# Information on old tools?



## Zantosa53 (Jan 8, 2014)

I just grabbed an old looking sears craftsman miter box and saw model number 881.36302 off craigslist for ten bucks. I was curious to see how old it might be. It even had the manual but I don't see a single date on the darn thing. So I was wondering if anyone out there knew a website I could punch in the model number and it could give me some basic info?


----------



## john sayles (May 27, 2013)

Alas - I know of no such site. As you might guess, the greatest body of information available is that applicable to Stanley tools.
Sears woodworking tools (especially Craftsman) were made by others and branded for sale by them.
The point is that you can sometimes figure out what you have by looking at sources from Millers Falls, or Sargent.
Most of the desirable Craftsman miter boxes are probably Millers Falls products.
One other thought: you can go here (bottom of page) and see the history of the Craftsman logo -- that might help you bracket a date of manufacture.


----------



## Zantosa53 (Jan 8, 2014)

Thanks I'll give that a shot and see what I can come up with.


----------



## amckenzie4 (Apr 29, 2010)

Looks a lot like my old Millers Falls miter box... You can see some information on similar tools, including setup and tuning, here. I found that site to be quite helpful.


----------



## markerman268 (Jul 13, 2014)

john sayles said:


> Alas - I know of no such site. As you might guess, the greatest body of information available is that applicable to Stanley tools.
> Sears woodworking tools (especially Craftsman) were made by others and branded for sale by them.
> The point is that you can sometimes figure out what you have by looking at sources from Millers Falls, or Sargent.
> Most of the desirable Craftsman miter boxes are probably Millers Falls products.
> One other thought: you can go here (bottom of page) and see the history of the Craftsman logo -- that might help you bracket a date of manufacture.
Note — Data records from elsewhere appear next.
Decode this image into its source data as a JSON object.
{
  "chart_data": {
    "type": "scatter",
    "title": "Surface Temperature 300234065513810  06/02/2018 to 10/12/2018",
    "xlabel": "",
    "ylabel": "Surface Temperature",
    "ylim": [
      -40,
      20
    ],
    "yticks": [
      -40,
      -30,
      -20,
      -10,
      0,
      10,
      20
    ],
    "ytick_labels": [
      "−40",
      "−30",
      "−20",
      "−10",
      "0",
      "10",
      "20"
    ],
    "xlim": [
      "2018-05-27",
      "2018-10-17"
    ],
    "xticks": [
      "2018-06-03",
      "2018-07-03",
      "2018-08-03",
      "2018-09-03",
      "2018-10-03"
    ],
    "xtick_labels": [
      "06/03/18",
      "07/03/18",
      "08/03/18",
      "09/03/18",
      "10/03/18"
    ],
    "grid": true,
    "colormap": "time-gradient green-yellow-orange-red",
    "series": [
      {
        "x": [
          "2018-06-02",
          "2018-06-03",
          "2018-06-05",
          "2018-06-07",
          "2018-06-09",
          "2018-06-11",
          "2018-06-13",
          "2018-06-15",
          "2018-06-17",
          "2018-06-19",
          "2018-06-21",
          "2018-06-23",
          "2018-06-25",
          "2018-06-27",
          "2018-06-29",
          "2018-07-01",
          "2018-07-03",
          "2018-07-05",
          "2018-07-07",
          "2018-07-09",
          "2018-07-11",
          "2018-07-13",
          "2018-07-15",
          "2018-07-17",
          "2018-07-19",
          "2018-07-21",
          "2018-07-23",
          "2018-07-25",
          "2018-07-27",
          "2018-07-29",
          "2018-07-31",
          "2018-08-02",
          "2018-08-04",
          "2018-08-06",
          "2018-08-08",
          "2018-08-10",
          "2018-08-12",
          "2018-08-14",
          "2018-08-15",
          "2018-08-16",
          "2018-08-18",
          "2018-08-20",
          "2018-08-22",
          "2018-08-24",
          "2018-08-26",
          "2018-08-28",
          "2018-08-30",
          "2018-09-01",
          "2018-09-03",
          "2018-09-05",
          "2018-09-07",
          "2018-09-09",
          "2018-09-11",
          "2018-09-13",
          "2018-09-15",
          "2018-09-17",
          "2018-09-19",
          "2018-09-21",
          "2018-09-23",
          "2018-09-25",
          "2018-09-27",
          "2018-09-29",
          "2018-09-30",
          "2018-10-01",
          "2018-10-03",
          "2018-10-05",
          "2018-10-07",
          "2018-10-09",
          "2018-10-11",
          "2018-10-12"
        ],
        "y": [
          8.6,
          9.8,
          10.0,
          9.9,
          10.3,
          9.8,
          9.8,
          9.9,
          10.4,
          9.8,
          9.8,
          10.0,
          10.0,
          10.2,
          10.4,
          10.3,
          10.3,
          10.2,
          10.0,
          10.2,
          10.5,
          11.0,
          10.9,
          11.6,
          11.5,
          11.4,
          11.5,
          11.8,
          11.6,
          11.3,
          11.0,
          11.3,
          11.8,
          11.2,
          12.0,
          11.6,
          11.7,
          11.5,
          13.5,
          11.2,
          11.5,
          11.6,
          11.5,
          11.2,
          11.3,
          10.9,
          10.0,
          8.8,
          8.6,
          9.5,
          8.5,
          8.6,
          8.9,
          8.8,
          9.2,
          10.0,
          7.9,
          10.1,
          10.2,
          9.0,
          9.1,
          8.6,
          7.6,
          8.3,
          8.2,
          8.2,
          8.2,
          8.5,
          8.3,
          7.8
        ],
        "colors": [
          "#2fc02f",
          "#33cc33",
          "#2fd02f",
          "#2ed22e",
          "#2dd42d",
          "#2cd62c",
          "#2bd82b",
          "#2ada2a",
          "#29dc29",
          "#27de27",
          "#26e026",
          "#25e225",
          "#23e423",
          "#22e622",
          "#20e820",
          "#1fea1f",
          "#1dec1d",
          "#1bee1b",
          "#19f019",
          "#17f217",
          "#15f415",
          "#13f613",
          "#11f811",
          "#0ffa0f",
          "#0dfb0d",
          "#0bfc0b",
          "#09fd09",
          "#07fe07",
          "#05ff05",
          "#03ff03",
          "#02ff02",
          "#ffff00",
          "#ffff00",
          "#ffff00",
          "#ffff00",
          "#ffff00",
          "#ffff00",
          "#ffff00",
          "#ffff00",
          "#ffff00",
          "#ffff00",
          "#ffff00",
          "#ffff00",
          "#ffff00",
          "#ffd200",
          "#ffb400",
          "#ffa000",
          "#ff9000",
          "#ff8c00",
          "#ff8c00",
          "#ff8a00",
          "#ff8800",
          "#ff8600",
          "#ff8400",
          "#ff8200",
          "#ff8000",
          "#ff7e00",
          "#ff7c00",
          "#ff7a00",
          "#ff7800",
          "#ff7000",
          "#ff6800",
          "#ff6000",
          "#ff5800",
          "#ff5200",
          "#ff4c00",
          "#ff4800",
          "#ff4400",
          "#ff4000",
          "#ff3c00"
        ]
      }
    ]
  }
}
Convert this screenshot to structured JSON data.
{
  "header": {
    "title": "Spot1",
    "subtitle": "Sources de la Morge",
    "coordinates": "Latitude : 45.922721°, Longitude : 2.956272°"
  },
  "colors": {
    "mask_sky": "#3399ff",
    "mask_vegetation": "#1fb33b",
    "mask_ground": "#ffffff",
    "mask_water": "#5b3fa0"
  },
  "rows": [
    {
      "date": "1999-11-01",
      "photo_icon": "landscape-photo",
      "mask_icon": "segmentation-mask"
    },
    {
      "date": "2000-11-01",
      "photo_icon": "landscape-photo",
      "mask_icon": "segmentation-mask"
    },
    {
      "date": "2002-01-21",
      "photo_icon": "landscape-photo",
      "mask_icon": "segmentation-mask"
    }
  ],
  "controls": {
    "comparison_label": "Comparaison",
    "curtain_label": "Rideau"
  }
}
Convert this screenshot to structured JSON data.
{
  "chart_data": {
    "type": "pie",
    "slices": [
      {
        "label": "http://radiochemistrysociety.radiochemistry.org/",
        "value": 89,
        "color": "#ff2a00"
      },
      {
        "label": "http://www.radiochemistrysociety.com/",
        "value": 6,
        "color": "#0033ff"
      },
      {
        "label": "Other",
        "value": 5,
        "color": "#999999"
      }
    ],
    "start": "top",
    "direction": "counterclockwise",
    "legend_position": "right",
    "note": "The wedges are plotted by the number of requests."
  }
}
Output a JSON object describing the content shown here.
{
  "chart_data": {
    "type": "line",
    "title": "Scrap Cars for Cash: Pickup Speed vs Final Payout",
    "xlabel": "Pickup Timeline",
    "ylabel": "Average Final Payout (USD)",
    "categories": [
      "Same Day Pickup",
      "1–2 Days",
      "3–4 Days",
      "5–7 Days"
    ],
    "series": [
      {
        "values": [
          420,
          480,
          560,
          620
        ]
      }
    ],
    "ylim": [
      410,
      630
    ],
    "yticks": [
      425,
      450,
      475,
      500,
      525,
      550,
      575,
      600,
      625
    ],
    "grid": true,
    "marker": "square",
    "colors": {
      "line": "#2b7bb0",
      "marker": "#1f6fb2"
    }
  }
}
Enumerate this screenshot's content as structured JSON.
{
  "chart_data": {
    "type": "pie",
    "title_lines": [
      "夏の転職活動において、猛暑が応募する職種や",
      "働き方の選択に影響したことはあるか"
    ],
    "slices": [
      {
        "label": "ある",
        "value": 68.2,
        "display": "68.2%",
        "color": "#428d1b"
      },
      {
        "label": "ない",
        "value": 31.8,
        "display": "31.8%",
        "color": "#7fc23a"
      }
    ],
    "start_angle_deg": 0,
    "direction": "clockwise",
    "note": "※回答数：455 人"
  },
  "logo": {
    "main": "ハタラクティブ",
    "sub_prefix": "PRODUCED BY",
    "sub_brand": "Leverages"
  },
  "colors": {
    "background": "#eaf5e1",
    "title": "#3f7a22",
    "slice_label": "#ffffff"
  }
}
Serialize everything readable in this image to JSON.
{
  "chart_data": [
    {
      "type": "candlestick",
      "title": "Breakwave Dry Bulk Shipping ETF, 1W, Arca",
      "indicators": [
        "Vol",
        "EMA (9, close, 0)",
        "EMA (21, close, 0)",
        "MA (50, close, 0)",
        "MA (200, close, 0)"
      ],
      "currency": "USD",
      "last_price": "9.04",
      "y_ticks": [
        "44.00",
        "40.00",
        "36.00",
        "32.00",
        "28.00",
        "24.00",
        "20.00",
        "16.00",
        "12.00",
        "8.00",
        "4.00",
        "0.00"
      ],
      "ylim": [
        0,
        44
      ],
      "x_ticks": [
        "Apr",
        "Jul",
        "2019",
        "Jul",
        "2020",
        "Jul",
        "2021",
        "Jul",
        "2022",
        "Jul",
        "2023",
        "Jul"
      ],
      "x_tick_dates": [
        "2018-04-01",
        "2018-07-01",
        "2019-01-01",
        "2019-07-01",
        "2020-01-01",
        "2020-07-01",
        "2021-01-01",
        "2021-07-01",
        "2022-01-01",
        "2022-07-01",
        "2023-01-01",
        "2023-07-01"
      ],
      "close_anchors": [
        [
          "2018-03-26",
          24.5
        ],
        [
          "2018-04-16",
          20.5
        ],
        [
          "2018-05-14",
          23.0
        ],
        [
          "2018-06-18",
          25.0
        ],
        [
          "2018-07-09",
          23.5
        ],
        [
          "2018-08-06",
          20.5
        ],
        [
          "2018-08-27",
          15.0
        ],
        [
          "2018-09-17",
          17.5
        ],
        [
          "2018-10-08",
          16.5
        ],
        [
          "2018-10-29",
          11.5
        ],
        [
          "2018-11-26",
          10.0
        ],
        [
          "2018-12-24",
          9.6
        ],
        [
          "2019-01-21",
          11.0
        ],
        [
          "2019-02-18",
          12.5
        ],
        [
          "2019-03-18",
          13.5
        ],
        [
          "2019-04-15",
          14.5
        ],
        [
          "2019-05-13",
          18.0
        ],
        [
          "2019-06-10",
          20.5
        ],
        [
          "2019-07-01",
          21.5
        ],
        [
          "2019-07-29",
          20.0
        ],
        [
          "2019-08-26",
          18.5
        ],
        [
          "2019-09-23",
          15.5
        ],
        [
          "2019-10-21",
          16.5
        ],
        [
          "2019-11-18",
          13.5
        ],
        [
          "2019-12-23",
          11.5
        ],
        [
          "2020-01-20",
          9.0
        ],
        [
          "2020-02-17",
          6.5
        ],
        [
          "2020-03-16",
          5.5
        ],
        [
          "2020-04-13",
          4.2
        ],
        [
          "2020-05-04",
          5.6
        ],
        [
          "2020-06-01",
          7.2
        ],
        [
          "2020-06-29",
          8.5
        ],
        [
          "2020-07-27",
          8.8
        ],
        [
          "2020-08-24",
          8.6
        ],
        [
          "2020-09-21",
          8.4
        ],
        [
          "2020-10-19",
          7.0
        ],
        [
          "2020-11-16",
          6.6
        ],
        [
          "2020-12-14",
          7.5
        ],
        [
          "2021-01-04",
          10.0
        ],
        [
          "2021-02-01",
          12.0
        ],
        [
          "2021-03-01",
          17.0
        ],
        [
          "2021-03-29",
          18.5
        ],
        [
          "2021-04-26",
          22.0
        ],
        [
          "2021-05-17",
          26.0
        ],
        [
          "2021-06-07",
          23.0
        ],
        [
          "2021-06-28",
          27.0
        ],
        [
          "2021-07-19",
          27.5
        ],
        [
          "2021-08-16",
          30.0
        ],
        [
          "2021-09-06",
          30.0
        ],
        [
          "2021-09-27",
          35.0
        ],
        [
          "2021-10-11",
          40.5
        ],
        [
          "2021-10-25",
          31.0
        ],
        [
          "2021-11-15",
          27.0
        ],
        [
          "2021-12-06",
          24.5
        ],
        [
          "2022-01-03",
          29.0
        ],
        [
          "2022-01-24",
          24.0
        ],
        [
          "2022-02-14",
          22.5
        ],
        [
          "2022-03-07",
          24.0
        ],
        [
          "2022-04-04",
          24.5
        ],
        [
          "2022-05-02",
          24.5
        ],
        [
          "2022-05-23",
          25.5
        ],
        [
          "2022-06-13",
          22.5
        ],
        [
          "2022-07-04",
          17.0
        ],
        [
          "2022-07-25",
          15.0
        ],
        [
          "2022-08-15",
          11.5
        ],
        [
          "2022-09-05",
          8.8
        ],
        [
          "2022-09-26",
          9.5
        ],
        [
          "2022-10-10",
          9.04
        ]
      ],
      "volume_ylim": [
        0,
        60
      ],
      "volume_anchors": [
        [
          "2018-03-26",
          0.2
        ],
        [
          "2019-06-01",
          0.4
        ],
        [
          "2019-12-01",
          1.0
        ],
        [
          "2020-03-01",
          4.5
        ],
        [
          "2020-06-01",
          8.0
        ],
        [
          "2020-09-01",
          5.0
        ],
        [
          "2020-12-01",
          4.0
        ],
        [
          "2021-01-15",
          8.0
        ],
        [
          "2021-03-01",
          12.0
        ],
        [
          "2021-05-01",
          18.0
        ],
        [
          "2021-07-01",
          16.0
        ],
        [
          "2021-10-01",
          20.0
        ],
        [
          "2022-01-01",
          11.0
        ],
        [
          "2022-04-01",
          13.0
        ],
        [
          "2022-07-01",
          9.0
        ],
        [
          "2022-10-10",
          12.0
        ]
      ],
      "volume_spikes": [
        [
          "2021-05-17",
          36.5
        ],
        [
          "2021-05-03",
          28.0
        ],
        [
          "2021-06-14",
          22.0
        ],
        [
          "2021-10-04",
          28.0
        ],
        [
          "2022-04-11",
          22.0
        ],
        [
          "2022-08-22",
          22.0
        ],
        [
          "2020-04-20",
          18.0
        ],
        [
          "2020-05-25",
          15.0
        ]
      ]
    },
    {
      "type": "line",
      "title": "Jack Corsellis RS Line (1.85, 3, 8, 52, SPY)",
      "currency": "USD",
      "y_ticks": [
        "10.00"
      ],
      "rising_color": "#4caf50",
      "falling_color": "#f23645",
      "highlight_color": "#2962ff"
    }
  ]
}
I just found one of these at a local thrift store. When I got home I looked it up on ebay and found several of them for sale. I also saw one exactly like it manufactured by a company called "Hempe". Here is a link to the auction. http://www.ebay.com/itm/Vintage-lar...901?pt=LH_DefaultDomain_0&hash=item35cac13f05


----------



## timetestedtools (Aug 23, 2012)

See if this helps. http://vintagemachinery.org/craftsman/manufacturers.aspx

It looks like it was made by Hempe, which means its 1943 or newer. That's a start.

Also, this is a Fulton article, but has links to some Craftsman history.


----------